Дома дядя Кирьяк долго не мог успокоиться, все рассказывал жене свои планы предстоящей поездки. Она, сидя у печки с куделью на гребне — пряла и, слушая дядю Кирьяка, покачивала головой и мигала темными впадинами слепых глаз.
На следующий день завернул сильнейший мороз, окна покрылись толстым слоем льда, деревья заиндевели и стояли совсем белые.
Колючий мороз в неподвижном, тихом воздухе больно щипал щеки, нос и уши, а самый воздух сделался густым, как вода, так что даже дышать трудно было.
— Ну и холодок! — переступая ногами по полу, сказал озябший Микеша, забежавший утром наведаться к дяде Кирьяку.
Дядя Кирьяк, сидя на печи и почесывая спину, посмотрел на окно, потом на Микешу.
— Холодно?
— Чего там… Галки на лету дохнут!
— Вот так ай-яй! — покачал головой дядя Кирьяк.
— Поедешь? — спросил Микеша.
— Да — надо… Только без тулупу-то ведь нельзя.
— Замерзнешь… — утвердительно кивнул головой Микеша.
— А у меня его нет!
— Попроси у кого-нибудь.
— Попросить можно, только у кого? У тебя нет, у Сереги нет, у Гришаги тоже… У Пахома и спрашивать нечего…
— У Мокея есть… — робко сказал Микеша.
— Что ты, что ты! Рази он даст!

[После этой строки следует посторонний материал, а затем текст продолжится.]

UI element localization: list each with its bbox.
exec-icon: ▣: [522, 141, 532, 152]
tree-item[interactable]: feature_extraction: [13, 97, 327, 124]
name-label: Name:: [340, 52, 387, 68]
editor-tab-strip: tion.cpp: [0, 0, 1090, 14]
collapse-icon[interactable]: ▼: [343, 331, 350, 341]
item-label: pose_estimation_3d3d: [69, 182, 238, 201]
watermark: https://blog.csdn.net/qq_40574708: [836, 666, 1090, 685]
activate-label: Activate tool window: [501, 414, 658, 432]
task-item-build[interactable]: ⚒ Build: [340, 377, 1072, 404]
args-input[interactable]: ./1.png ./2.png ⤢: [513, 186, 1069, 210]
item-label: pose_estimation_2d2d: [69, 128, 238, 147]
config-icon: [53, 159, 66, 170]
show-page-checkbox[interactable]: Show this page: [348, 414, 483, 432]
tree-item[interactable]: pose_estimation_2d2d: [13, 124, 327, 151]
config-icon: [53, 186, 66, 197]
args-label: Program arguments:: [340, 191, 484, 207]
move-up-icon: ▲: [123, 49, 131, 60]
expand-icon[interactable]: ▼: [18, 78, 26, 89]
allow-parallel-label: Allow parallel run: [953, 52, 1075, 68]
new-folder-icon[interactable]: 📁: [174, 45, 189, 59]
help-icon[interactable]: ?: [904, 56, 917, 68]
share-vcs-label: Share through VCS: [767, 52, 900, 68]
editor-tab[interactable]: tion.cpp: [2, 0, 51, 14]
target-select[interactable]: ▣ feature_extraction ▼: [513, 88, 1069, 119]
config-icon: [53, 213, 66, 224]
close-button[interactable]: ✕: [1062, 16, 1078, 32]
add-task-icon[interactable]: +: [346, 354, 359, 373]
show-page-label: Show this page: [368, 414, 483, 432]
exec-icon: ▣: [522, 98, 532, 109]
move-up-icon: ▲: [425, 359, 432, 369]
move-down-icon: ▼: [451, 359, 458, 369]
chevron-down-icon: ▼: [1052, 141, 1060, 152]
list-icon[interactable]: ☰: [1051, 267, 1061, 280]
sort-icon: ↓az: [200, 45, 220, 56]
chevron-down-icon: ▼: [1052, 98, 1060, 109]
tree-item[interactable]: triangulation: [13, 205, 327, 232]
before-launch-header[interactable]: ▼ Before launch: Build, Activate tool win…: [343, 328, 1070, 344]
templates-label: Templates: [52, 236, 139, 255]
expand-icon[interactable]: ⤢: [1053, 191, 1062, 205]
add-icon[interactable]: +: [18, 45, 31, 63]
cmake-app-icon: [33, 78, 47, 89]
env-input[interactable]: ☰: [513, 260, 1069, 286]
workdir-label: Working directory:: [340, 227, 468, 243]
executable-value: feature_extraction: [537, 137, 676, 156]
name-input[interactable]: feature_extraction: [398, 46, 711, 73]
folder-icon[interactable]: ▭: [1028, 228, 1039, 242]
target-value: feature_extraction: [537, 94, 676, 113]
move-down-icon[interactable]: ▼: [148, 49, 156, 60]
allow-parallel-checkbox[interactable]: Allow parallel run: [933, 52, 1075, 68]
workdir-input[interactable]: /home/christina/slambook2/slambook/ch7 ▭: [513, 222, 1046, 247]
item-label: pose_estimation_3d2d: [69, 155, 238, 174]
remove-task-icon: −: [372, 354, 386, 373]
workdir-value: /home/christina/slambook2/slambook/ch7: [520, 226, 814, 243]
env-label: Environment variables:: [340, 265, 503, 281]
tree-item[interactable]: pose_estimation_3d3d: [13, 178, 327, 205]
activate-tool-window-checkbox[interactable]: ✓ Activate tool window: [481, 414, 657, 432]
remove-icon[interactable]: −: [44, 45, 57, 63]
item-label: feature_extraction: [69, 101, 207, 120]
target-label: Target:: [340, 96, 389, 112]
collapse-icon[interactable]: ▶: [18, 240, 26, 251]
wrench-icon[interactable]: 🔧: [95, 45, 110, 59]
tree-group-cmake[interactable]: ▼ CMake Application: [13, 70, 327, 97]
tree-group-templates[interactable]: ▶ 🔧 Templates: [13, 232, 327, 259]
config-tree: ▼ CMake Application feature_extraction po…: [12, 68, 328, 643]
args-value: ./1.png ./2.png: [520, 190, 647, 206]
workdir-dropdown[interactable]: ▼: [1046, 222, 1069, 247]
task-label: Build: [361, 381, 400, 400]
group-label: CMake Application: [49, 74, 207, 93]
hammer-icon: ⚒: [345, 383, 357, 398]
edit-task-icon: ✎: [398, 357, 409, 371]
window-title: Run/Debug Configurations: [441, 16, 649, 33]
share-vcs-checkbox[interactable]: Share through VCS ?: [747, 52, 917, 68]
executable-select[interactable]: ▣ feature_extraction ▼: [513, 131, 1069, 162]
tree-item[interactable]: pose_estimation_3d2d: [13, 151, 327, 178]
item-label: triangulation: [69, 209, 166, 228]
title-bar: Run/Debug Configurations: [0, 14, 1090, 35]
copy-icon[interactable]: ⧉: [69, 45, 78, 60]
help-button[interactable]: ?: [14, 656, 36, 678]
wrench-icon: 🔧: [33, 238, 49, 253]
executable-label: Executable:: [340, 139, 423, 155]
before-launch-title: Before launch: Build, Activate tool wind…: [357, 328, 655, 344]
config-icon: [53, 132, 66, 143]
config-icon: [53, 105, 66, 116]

Удавится…
— Да, это верно…
— В Гордеевку придется итти… Э-эх! — зевнул дядя Кирьяк.
Вместе с белым клубом пара ввалился в избу Гришага.
— Ну и мороз! Здравствуйте!
— Поедешь? — спросил он у дяди Кирьяка.
Дядя Кирьяк уныло опять посмотрел на окно, потом на Гришагу.
— Тулупа у меня нет…
— Попросить можно, это не беда!..
— Дай-ка мне газетки, дядя Кирьяк, — курить смерть охота!

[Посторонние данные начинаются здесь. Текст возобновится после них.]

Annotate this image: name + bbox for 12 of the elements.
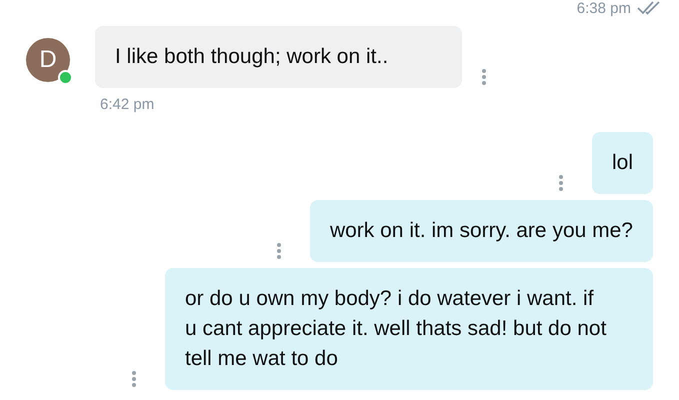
avatar-initial: D [39, 46, 57, 74]
more-options-icon[interactable] [276, 242, 282, 260]
message-bubble: work on it. im sorry. are you me? [310, 200, 653, 262]
message-bubble: I like both though; work on it.. [95, 26, 462, 88]
more-options-icon[interactable] [558, 174, 564, 192]
avatar[interactable]: D [26, 38, 70, 82]
message-bubble: or do u own my body? i do watever i want. if u cant appreciate it. well thats sad! but do not tell me wat to do [165, 268, 653, 390]
message-time: 6:42 pm [100, 96, 156, 113]
message-time: 6:38 pm [576, 0, 631, 16]
message-bubble: lol [592, 132, 653, 194]
more-options-icon[interactable] [131, 370, 137, 388]
more-options-icon[interactable] [481, 68, 487, 86]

Все трое, свернув козьи ножки, задымили на всю избу.
— Что-то остальные не идут?
— Придут… Прошение писать ведь надо.
И, действительно, скоро пришли и остальные. Дядя Кирьяк с неохотой слез с печи, достал из-под божницы пузырек с чернилами и ручку. Развернул лист бумаги, поплевал на перо и вытер его об волосы. Увидев, что он готов, мужики подсели ближе к столу.

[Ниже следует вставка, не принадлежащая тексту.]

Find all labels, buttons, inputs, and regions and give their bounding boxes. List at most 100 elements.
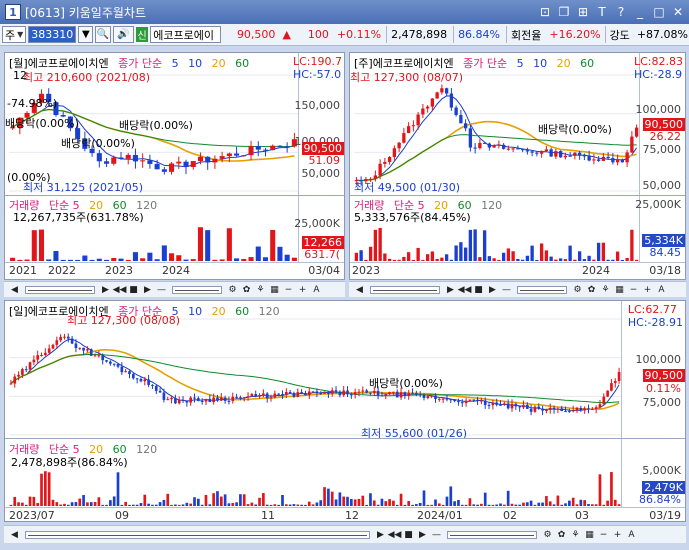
weekly-volume-ytick: 25,000K	[635, 198, 681, 211]
auto-scale-icon[interactable]: A	[655, 283, 668, 296]
candle-body	[472, 399, 476, 401]
speaker-icon[interactable]: 🔊	[112, 26, 134, 43]
volume-bar	[402, 256, 406, 261]
daily-scroll-slider[interactable]	[25, 530, 370, 539]
play-icon[interactable]: ▶	[141, 283, 154, 296]
scroll-left-icon[interactable]: ◀	[8, 528, 21, 541]
scroll-right-icon[interactable]: ▶	[444, 283, 457, 296]
code-dropdown-button[interactable]: ▼	[78, 26, 94, 43]
candle-body	[449, 93, 454, 108]
candle-body	[36, 355, 40, 360]
link-icon[interactable]: ⊡	[537, 4, 553, 20]
search-icon[interactable]: 🔍	[95, 26, 111, 43]
stop-icon[interactable]: ■	[127, 283, 140, 296]
pin-icon[interactable]: ⊞	[575, 4, 591, 20]
volume-bar	[522, 502, 525, 506]
play-icon[interactable]: ▶	[486, 283, 499, 296]
settings-icon[interactable]: ⚙	[226, 283, 239, 296]
volume-bar	[277, 504, 281, 506]
volume-bar	[422, 490, 426, 506]
monthly-zoom-slider[interactable]	[172, 285, 222, 294]
volume-bar	[234, 258, 240, 261]
slider-icon[interactable]: —	[430, 528, 443, 541]
daily-chart-canvas[interactable]	[5, 301, 686, 522]
indicator-icon[interactable]: ⚘	[254, 283, 267, 296]
slider-icon[interactable]: —	[155, 283, 168, 296]
close-icon[interactable]: ✕	[670, 4, 686, 20]
candle-body	[28, 362, 32, 370]
copy-icon[interactable]: ❐	[556, 4, 572, 20]
settings-icon[interactable]: ⚙	[541, 528, 554, 541]
play-icon[interactable]: ▶	[416, 528, 429, 541]
minus-icon[interactable]: −	[597, 528, 610, 541]
monthly-xtick: 2023	[105, 264, 133, 277]
volume-bar	[611, 259, 615, 261]
candle-body	[104, 161, 110, 164]
stop-icon[interactable]: ■	[472, 283, 485, 296]
monthly-dividend-1: 배당락(0.00%)	[5, 117, 79, 130]
volume-bar	[501, 252, 506, 261]
market-select[interactable]: 주 ▼	[2, 26, 27, 43]
daily-zoom-slider[interactable]	[447, 530, 537, 539]
current-price: 90,500	[236, 28, 276, 41]
volume-bar	[125, 259, 131, 261]
slider-icon[interactable]: —	[500, 283, 513, 296]
stock-code-input[interactable]: 383310	[28, 26, 77, 43]
volume-bar	[190, 259, 196, 261]
minimize-icon[interactable]: _	[632, 4, 648, 20]
auto-scale-icon[interactable]: A	[625, 528, 638, 541]
volume-bar	[330, 491, 334, 506]
tools-icon[interactable]: ✿	[555, 528, 568, 541]
indicator-icon[interactable]: ⚘	[569, 528, 582, 541]
weekly-ma60: 60	[580, 57, 595, 70]
text-icon[interactable]: T	[594, 4, 610, 20]
stock-name-field[interactable]: 에코프로에이	[150, 26, 222, 43]
weekly-scroll-slider[interactable]	[370, 285, 440, 294]
maximize-icon[interactable]: □	[651, 4, 667, 20]
volume-bar	[323, 487, 326, 506]
daily-chart-panel[interactable]: [일]에코프로에이치엔 종가 단순 5 10 20 60 120 LC:62.7…	[4, 300, 686, 522]
volume-bar	[66, 504, 70, 506]
candle-body	[497, 144, 501, 146]
scroll-left-icon[interactable]: ◀	[353, 283, 366, 296]
plus-icon[interactable]: +	[296, 283, 309, 296]
plus-icon[interactable]: +	[641, 283, 654, 296]
monthly-scroll-slider[interactable]	[25, 285, 95, 294]
rewind-icon[interactable]: ◀◀	[113, 283, 127, 296]
tools-icon[interactable]: ✿	[585, 283, 598, 296]
help-icon[interactable]: ?	[613, 4, 629, 20]
minus-icon[interactable]: −	[282, 283, 295, 296]
volume-bar	[596, 242, 601, 261]
scroll-right-icon[interactable]: ▶	[99, 283, 112, 296]
rewind-icon[interactable]: ◀◀	[388, 528, 402, 541]
candle-body	[582, 155, 587, 157]
scroll-right-icon[interactable]: ▶	[374, 528, 387, 541]
weekly-zoom-slider[interactable]	[517, 285, 567, 294]
monthly-chart-canvas[interactable]	[5, 53, 345, 280]
weekly-chart-panel[interactable]: [주]에코프로에이치엔 종가 단순 5 10 20 60 LC:82.83 HC…	[349, 52, 686, 280]
plus-icon[interactable]: +	[611, 528, 624, 541]
grid-icon[interactable]: ▦	[583, 528, 596, 541]
monthly-chart-panel[interactable]: [월]에코프로에이치엔 종가 단순 5 10 20 60 LC:190.7 HC…	[4, 52, 345, 280]
minus-icon[interactable]: −	[627, 283, 640, 296]
indicator-icon[interactable]: ⚘	[599, 283, 612, 296]
tools-icon[interactable]: ✿	[240, 283, 253, 296]
candle-body	[242, 397, 246, 399]
volume-bar	[525, 502, 529, 506]
scroll-left-icon[interactable]: ◀	[8, 283, 21, 296]
rewind-icon[interactable]: ◀◀	[458, 283, 472, 296]
stop-icon[interactable]: ■	[402, 528, 415, 541]
daily-volume-pct: 86.84%	[639, 493, 681, 506]
grid-icon[interactable]: ▦	[613, 283, 626, 296]
settings-icon[interactable]: ⚙	[571, 283, 584, 296]
weekly-ytick: 100,000	[635, 103, 682, 116]
weekly-chart-canvas[interactable]	[350, 53, 686, 280]
candle-body	[378, 163, 382, 176]
volume-bar	[112, 496, 116, 506]
daily-volume-ytick: 5,000K	[642, 464, 681, 477]
candle-body	[212, 397, 215, 403]
auto-scale-icon[interactable]: A	[310, 283, 323, 296]
volume-bar	[445, 496, 449, 506]
volume-bar	[594, 504, 598, 506]
grid-icon[interactable]: ▦	[268, 283, 281, 296]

— Теперь, значит, пиши… Что, мол, так и эдак…
— Я и сам знаю, — сердито оборвал дядя Кирьяк Гришагу.
Мужики замолчали. Среди общей тишины было только слышно скрипенье пера да попискивание Аркашиной трубочки.
Когда бумага была написана и прочтена, все облегченно вздохнули, утирая вспотевшие лбы.
— Здорово накатал! — похлопал дядю Кирьяка по плечу Сергей кузнец.
— Где бы мне тулуп вот достать?
— Это не беспокойся, достанем!
Долго еще потом сидели мужики у дяди Кирьяка, пока не стемнело.
Все эти дни мороз не ослабевал. Тулупа все дядя Кирьяк достать не мог. Так и потекли дни за днями. Соседи, ходившие к дяде Кирьяку, сначала довольно часто, стали ходить все реже и реже. Иногда, встретив его где-нибудь на улице, спрашивали:
— А что, дядя Кирьяк, скоро поедешь?
Дядя Кирьяк останавливался, смотрел на спрашивающего, потом на небо и отвечал:
— Вот потеплеется маленько, что ли… Кабы тулуп был…
Наконец, потеплело, мороз смягчился, все опять стали наведываться к дяде Кирьяку.
Однажды он об'явил соседям, что завтра едет. Утром, снарядившись из дому, он сунул в карман полушубка свернутое трубкой прошение и пару лепешек.
В конюшне, когда он возился со сбруей, лошадь учуяла запах с'едобного, исходивший из его кармана. Потянувшись мордой, она вытащила бумагу, пропахнувшую лепешками и принялась жевать ее. Когда на двор пришли мужики, дядя Кирьяк искал чересседельник, который, как на зло, провалился куда-то.
— А ведь тебя эта коняга до городу-то не довезет! — сказал Серега, глядя на лошадь.